Princeless is an fantasy-action-adventure comic aimed probably most squarely at the witty teenaged girl set, though one can imagine it easily finding an audience outside that crowd. The book stars Adrienne, a young daughter to a king who’s just come of marrying age. As things tend to go in these stories, the king and queen lock their daughter in a tower and have her guarded by a fire-breathing dragon, waiting for the day her Prince Charming will come and save her. But Adrienne’s heard that story before, and she doesn’t like it. She’d rather cut a new path for herself. So with a little help from her dopey dragon guardian and some unseen friends, she bursts out of her tower and sets off to rescue her other sisters, currently also victims of tired patriarchal practices.

Princeless is a really accessible, attractive and fun series based on familiar territory but with a keen eye toward subversion. I recently saw and was thoroughly disappointed by Hunger Games (you can find my harsh critique here, shameless plug) and I sadly found myself unable to name an actually admirable young female protagonist newer than Harry Potter‘s Hermoine Granger. Princeless‘ Adrienne more than fits that bill; she’s twenty times the heroine Katniss Everdeen is, easily. Her defiance of her father’s wishes is totally bad-ass and relatable, and it makes for a really compelling character. Adrienne knows what she wants out of life — or at least what she doesn’t want — and she’s going to fight to shape her destiny.

Writer Jeremy Whitley’s scripting in these four issues is swift, action-packed and funny. It’s accompanied beautifully by Mia Goodwin’s emotive and fluid pencils. Goodwin especially excels at scene choreography; for folks with more mainstream tastes, the easiest comparison I can come up with is to Ultimate Spider-Man‘s Mark Bagley. Goodwin favors large, somewhat uncomplicated figures that will be familiar to fairy tale/storybook fans, and they only add to the inviting, fast-paced nature of the book.
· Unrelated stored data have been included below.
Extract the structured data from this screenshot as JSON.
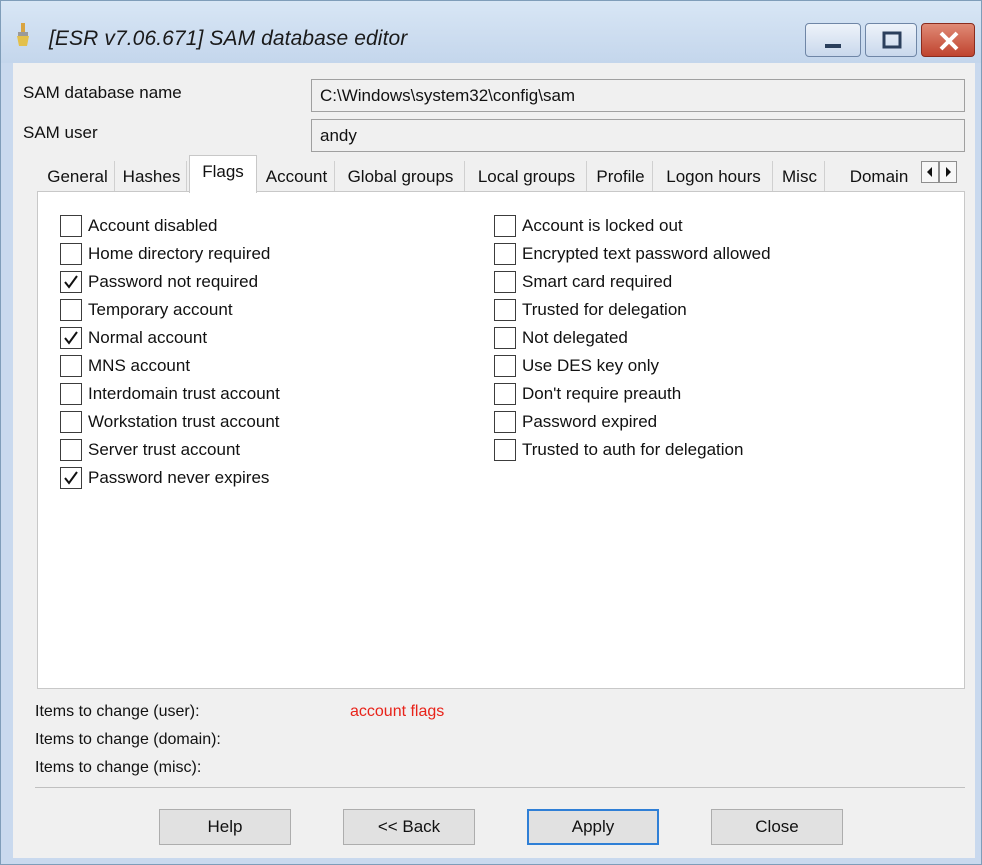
{
  "window": {
    "title": "[ESR v7.06.671]  SAM database editor"
  },
  "fields": {
    "db_name_label": "SAM database name",
    "db_name_value": "C:\\Windows\\system32\\config\\sam",
    "user_label": "SAM user",
    "user_value": "andy"
  },
  "tabs": [
    "General",
    "Hashes",
    "Flags",
    "Account",
    "Global groups",
    "Local groups",
    "Profile",
    "Logon hours",
    "Misc",
    "Domain"
  ],
  "active_tab": "Flags",
  "flags_left": [
    {
      "label": "Account disabled",
      "checked": false
    },
    {
      "label": "Home directory required",
      "checked": false
    },
    {
      "label": "Password not required",
      "checked": true
    },
    {
      "label": "Temporary account",
      "checked": false
    },
    {
      "label": "Normal account",
      "checked": true
    },
    {
      "label": "MNS account",
      "checked": false
    },
    {
      "label": "Interdomain trust account",
      "checked": false
    },
    {
      "label": "Workstation trust account",
      "checked": false
    },
    {
      "label": "Server trust account",
      "checked": false
    },
    {
      "label": "Password never expires",
      "checked": true
    }
  ],
  "flags_right": [
    {
      "label": "Account is locked out",
      "checked": false
    },
    {
      "label": "Encrypted text password allowed",
      "checked": false
    },
    {
      "label": "Smart card required",
      "checked": false
    },
    {
      "label": "Trusted for delegation",
      "checked": false
    },
    {
      "label": "Not delegated",
      "checked": false
    },
    {
      "label": "Use DES key only",
      "checked": false
    },
    {
      "label": "Don't require preauth",
      "checked": false
    },
    {
      "label": "Password expired",
      "checked": false
    },
    {
      "label": "Trusted to auth for delegation",
      "checked": false
    }
  ],
  "changes": {
    "user_label": "Items to change (user):",
    "user_value": "account flags",
    "domain_label": "Items to change (domain):",
    "misc_label": "Items to change (misc):",
    "value_color": "#e8231a"
  },
  "buttons": {
    "help": "Help",
    "back": "<< Back",
    "apply": "Apply",
    "close": "Close"
  },
  "icons": {
    "app": "paint-brush-icon",
    "minimize": "minimize-icon",
    "maximize": "maximize-icon",
    "close": "close-icon",
    "tab_scroll_left": "chevron-left-icon",
    "tab_scroll_right": "chevron-right-icon",
    "check": "checkmark-icon"
  }
}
But for me, Whitley’s script is the real joy here. It’s no easy task to turn in a genre parody that still has genuine characters in which readers are invested, but that’s what’s going on in Princeless. And while younger fans will probably be drawn to Adrienne’s quest unironically (why shouldn’t they be?), older readers have plenty to enjoy beyond that. The Eisner-nominated issue #3 is the best example of this; there, Adrienne attempts to purchase armor for herself and is offered skimpy variants based on classic female warriors — “the Diana,” “the Sonya” and “the Warrior Princess.” Adrienne wonders why she can’t wear armor that doesn’t accentuate her sexuality but instead actually protects her. Fair question (I did appreciate that, in a pinch, Adrienne temporarily chooses the Diana).

When I first spoke to Jeremy over e-mail, I warned him that I didn’t think Princeless could unseat Unwritten #24 as my pick for best single issue of the year. And, you know, I don’t think it did. But it came a lot closer than I would’ve imagined. Princeless is a smart, funny, great-looking and action-packed series. If I had a comic-reading daughter, I’d make sure this was at the top of her pull list every month. This book’s certainly deserving of its Eisner nominations, and if you’re in the market for a good fantasy tale or a truly strong female protagonist, it’s absolutely worth your time.